A significantly higher concentration of 8OHdG in lymphocytes occurred in AD patients compared with controls. In this latter group, 8OHdG increased progressively with age. After acute oxidative stress, levels of formed 8OHdG did not differ between AD patients and controls.
Our results support that AD is affected by oxidative stress, detectable not only in the brain but also in peripheral cells; oxidative mechanisms may contribute to the pathogenesis of AD. Additional studies in other neurodegenerative diseases are needed to evaluate these findings.
多项研究表明,阿尔茨海默病(AD)患者外周细胞存在结构和功能改变。本研究旨在评估AD患者淋巴细胞中的氧化应激。

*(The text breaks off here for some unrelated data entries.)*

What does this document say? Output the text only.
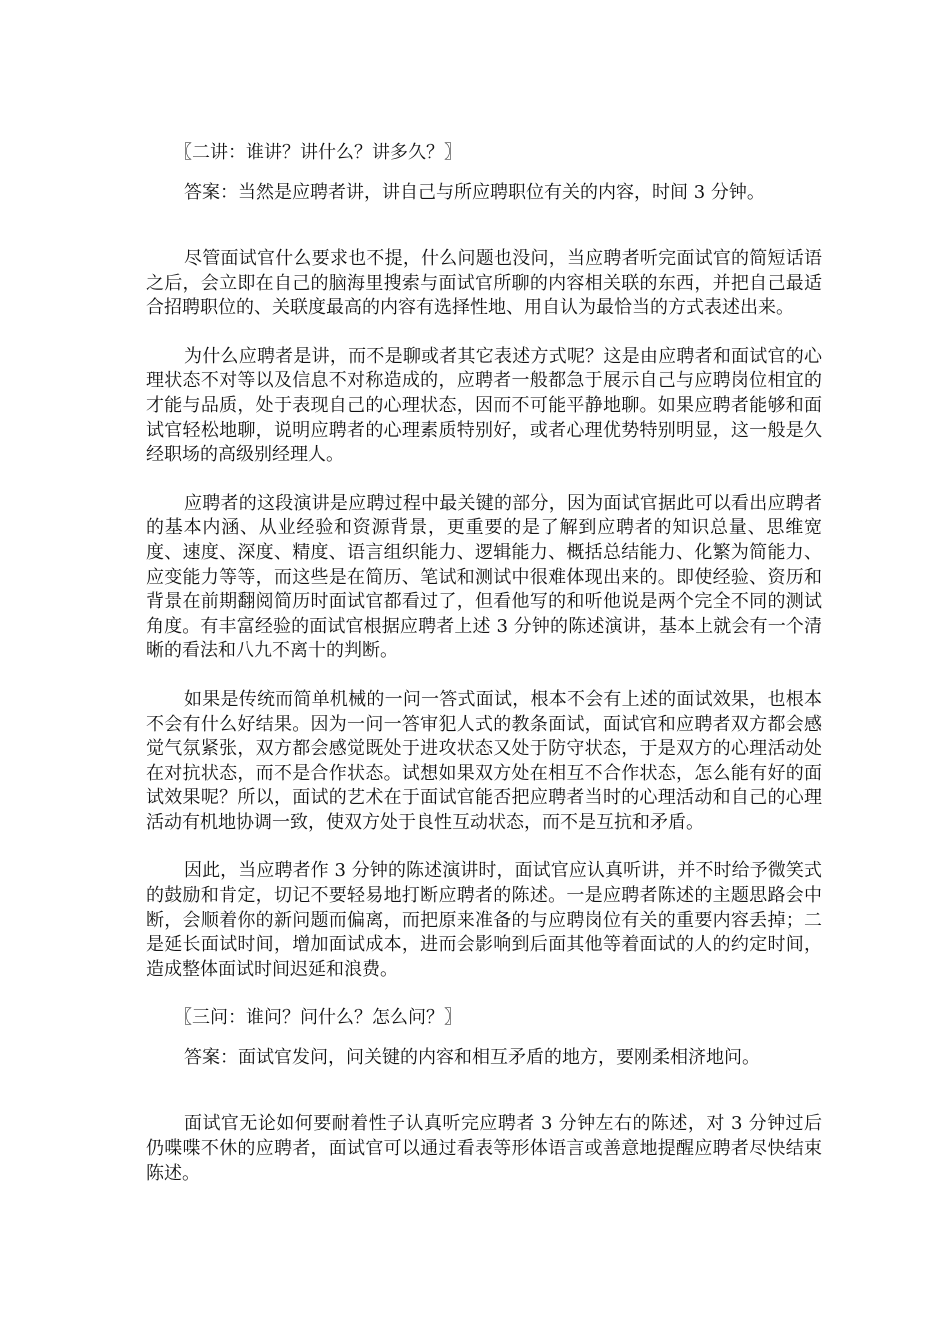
〖二讲：谁讲？讲什么？讲多久？〗

答案：当然是应聘者讲，讲自己与所应聘职位有关的内容，时间 3 分钟。

尽管面试官什么要求也不提，什么问题也没问，当应聘者听完面试官的简短话语之后，会立即在自己的脑海里搜索与面试官所聊的内容相关联的东西，并把自己最适合招聘职位的、关联度最高的内容有选择性地、用自认为最恰当的方式表述出来。

为什么应聘者是讲，而不是聊或者其它表述方式呢？这是由应聘者和面试官的心理状态不对等以及信息不对称造成的，应聘者一般都急于展示自己与应聘岗位相宜的才能与品质，处于表现自己的心理状态，因而不可能平静地聊。如果应聘者能够和面试官轻松地聊，说明应聘者的心理素质特别好，或者心理优势特别明显，这一般是久经职场的高级别经理人。

应聘者的这段演讲是应聘过程中最关键的部分，因为面试官据此可以看出应聘者的基本内涵、从业经验和资源背景，更重要的是了解到应聘者的知识总量、思维宽度、速度、深度、精度、语言组织能力、逻辑能力、概括总结能力、化繁为简能力、应变能力等等，而这些是在简历、笔试和测试中很难体现出来的。即使经验、资历和背景在前期翻阅简历时面试官都看过了，但看他写的和听他说是两个完全不同的测试角度。有丰富经验的面试官根据应聘者上述 3 分钟的陈述演讲，基本上就会有一个清晰的看法和八九不离十的判断。

如果是传统而简单机械的一问一答式面试，根本不会有上述的面试效果，也根本不会有什么好结果。因为一问一答审犯人式的教条面试，面试官和应聘者双方都会感觉气氛紧张，双方都会感觉既处于进攻状态又处于防守状态，于是双方的心理活动处在对抗状态，而不是合作状态。试想如果双方处在相互不合作状态，怎么能有好的面试效果呢？所以，面试的艺术在于面试官能否把应聘者当时的心理活动和自己的心理活动有机地协调一致，使双方处于良性互动状态，而不是互抗和矛盾。

因此，当应聘者作 3 分钟的陈述演讲时，面试官应认真听讲，并不时给予微笑式的鼓励和肯定，切记不要轻易地打断应聘者的陈述。一是应聘者陈述的主题思路会中断，会顺着你的新问题而偏离，而把原来准备的与应聘岗位有关的重要内容丢掉；二是延长面试时间，增加面试成本，进而会影响到后面其他等着面试的人的约定时间，造成整体面试时间迟延和浪费。

〖三问：谁问？问什么？怎么问？〗

答案：面试官发问，问关键的内容和相互矛盾的地方，要刚柔相济地问。

面试官无论如何要耐着性子认真听完应聘者 3 分钟左右的陈述，对 3 分钟过后仍喋喋不休的应聘者，面试官可以通过看表等形体语言或善意地提醒应聘者尽快结束陈述。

文献支持活性氧在AD发病机制中的作用,因为在AD大脑中已检测到多种氧化损伤标志物。
采用高压液相色谱电化学检测法,在基础状态及用过氧化氢进行急性氧化应激后,检测AD患者和健康老年对照者淋巴细胞中DNA氧化应激标志物8-羟基-2'-脱氧鸟苷(8OHdG)的水平。
与对照组相比,AD患者淋巴细胞中8OHdG浓度显著更高。在对照组中,8OHdG水平随年龄增长而逐渐升高。急性氧化应激后,AD患者和对照组中生成的8OHdG水平无差异。
我们的结果支持AD受氧化应激影响,不仅在大脑中可检测到,在外周细胞中也可检测到;氧化机制可能参与AD的发病过程。需要在其他神经退行性疾病中进行更多研究以评估这些发现。